• skjoldtc (3/1/2010)


    If stored procedures are never saved to disk, why do you have to bother compiling them? This is a misconception (or misunderstanding by me) on my part. I'm still learning, so, it's probably me.

    Doesn't some part of a SP need to be stored somewhere? Like maybe just the source code or byte code? Otherwise, how would SQL Server ever find it when called?

    The answer to QoD does not mention anything about the storage of the proc on disk. It simply states that the execution plan of the procedure is never stored on disk. The text of the procedure is stored on disk the moment the procedure is created of course. When the procedure is executed first time after creation then the execution plan is created and stored in memory. It is assigned what is called age of the plan at this time.

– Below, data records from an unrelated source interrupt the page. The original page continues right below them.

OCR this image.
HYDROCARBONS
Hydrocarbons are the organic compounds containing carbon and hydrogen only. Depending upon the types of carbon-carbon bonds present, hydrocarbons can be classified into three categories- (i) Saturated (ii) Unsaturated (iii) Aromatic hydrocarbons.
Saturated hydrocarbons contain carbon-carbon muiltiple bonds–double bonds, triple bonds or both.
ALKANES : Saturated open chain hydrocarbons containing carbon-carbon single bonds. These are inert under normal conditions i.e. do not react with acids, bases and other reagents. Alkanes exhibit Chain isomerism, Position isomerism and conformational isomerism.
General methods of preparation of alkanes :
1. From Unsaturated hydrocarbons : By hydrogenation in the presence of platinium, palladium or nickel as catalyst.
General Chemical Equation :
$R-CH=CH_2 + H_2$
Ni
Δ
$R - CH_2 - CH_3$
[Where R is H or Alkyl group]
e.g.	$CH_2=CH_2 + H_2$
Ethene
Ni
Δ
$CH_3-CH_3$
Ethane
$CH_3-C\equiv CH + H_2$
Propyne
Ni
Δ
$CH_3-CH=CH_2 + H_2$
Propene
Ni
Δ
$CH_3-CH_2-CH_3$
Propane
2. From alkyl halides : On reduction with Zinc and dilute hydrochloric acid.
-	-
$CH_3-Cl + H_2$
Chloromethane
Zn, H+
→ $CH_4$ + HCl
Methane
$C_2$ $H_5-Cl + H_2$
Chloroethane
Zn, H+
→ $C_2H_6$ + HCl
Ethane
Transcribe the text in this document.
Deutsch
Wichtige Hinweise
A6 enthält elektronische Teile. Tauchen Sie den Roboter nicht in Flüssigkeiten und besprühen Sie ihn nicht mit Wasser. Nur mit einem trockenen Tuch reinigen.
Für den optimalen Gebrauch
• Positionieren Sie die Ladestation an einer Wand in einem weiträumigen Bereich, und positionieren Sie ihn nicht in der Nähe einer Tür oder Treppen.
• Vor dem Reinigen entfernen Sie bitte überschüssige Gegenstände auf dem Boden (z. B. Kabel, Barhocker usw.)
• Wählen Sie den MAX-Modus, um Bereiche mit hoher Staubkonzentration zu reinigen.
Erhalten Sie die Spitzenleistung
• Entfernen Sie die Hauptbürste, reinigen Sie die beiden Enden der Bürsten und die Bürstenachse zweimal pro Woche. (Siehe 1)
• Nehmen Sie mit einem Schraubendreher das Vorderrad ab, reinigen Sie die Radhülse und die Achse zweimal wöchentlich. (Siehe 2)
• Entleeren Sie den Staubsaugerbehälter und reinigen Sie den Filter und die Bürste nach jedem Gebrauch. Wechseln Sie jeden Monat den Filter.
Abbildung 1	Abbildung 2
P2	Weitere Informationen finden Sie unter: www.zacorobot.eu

The execution plan will be stored in memory while the value of the age did not go down to 0 yet. The algorithm assigning and modifying the value of the execution plan age depends on the complexity of the plan as well as on frequency of procedure execution requests.

    The fact that the execution plan of the stored procedure is not even created, much less stored, at create procedure time explains, for example, why it is possible to reference a table which does not even exist and still allow the procedure to be created successfully. At run time (because there is no plan stored in memory yet) the engine will attempt to generate one and break at this point because the proc is referencing a table which does not yet exist.

    This is an easy to answer but excellent, clean a whistle question.